時は今
「…おかしい」
杏が忍の机に顔を乗せて、じ、と上目遣いに顔を覗き込む。
「何だかおかしい〜。今日のゆりりんは、変!」
顔を覗き込まれた方は、そうかな?と、ついそんな気になりそうになってしまう。
ほのかが杏のおでこをちょんとつついた。
「杏は噂の真相が知りたいだけでしょ?」
「うん。気になるものー」
「噂?」
「四季くんの家にお泊まりしたってー。今度こそ?ついに?」
「え…と」
忍は少し戸惑ったように口ごもる。
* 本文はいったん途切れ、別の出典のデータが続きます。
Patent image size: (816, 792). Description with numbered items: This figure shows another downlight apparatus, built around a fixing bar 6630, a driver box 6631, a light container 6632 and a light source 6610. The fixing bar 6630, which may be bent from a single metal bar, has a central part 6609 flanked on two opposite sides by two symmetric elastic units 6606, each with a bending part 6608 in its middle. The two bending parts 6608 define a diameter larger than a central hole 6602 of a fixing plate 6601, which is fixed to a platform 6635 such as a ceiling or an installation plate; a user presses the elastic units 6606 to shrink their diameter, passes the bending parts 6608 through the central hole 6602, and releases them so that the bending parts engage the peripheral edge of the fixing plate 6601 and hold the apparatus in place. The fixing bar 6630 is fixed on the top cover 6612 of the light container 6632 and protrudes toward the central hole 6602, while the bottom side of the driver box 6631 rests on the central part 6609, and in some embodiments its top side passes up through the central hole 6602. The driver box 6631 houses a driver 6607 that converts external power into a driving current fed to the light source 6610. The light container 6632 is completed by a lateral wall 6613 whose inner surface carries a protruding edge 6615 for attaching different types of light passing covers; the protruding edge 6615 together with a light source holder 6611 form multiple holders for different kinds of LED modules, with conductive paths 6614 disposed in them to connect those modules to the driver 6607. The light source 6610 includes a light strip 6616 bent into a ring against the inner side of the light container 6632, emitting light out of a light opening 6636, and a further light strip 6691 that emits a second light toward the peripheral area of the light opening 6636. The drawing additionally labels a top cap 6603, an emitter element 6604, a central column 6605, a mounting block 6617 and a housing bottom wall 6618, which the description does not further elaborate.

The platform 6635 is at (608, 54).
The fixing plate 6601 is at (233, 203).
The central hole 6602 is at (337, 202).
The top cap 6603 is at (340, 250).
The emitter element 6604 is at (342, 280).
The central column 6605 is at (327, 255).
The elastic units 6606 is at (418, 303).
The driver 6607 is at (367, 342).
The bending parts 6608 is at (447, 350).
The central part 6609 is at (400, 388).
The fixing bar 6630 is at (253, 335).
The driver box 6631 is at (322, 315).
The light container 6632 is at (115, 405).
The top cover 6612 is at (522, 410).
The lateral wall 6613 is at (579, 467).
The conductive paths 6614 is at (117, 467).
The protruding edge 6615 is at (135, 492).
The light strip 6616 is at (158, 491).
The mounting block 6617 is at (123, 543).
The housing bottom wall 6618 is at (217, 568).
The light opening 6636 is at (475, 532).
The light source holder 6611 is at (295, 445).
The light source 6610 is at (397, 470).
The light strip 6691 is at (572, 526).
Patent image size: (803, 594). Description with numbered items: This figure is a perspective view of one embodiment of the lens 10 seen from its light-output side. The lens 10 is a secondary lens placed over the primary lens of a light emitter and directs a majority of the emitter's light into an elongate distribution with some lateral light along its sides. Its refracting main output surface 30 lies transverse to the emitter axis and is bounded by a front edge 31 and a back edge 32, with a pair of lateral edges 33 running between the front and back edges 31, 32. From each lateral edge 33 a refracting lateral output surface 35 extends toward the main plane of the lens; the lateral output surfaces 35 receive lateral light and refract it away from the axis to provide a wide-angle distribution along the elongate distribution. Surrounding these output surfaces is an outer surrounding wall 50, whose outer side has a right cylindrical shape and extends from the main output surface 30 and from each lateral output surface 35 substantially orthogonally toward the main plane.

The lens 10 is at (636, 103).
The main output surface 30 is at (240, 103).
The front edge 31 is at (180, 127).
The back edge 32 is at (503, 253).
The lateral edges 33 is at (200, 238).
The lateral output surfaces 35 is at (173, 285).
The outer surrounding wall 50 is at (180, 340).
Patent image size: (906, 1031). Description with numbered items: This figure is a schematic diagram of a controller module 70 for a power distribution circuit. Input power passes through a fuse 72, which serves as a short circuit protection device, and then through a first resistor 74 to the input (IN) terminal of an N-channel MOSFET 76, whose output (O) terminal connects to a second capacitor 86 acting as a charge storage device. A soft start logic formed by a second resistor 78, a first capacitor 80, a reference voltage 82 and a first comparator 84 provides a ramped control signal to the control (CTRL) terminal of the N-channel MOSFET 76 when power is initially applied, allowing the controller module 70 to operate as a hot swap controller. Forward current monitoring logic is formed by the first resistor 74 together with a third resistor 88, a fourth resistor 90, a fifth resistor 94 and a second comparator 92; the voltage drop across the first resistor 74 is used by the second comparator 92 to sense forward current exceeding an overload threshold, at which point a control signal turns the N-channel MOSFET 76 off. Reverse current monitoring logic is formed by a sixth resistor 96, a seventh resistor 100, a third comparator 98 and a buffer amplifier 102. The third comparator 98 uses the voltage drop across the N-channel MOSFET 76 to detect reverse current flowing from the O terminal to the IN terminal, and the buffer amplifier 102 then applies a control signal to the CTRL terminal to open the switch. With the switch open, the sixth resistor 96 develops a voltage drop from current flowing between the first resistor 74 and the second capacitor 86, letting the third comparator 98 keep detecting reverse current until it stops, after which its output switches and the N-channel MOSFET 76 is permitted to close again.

ほのかが察して「杏」と言った。
「…声、大きい」
「ご、ごめん」
忍の反応を見て杏も声を小さくする。
(何だかのぼせているみたい)
杏の言うように今日の忍は何処か上の空だった。
四季に「友達に言っても大丈夫?」と聞いてみると「僕は大丈夫だよ」と話していた。
「あの、ね」
忍は家の事情で綾川の家に昨日移ったことを、少しずつ話し始めた。
杏とほのかは複雑な事情が絡んでいそうな話に、何も言わずに聞いてくれた。
一通り聞いて、杏が「きゃー」と小声で喜びながら机を叩く。
「じゃあ、ゆりりん、思いっきり四季くんとラブラブだ?きゃー。詳しく教えろー」
がし、と首を抱かれて忍は戸惑う。
「く、詳しくって」
「あー杏の好奇心に火がついちゃった。ゆりりん、この子、ここの所これといってときめきがないから、欲求不満なのよ。襲っちゃえー」
ほのかが「チューしてやる!」と杏に顔を近づけると、杏は「きゃー」と言って逃げる。
忍も可笑しくなってきて、ほのかから逃げる杏に顔を近づけた。
いたずらっぽく、頬にキスをする。
「幸せになれるおまじない」
「きゃー。いやー。ゆりりんにキスされたー」
忍と杏とほのかが仲良さげにしているのを見て、近くにいた男子達が「なにアレ」「俺も混ざりたい」とぼやいた。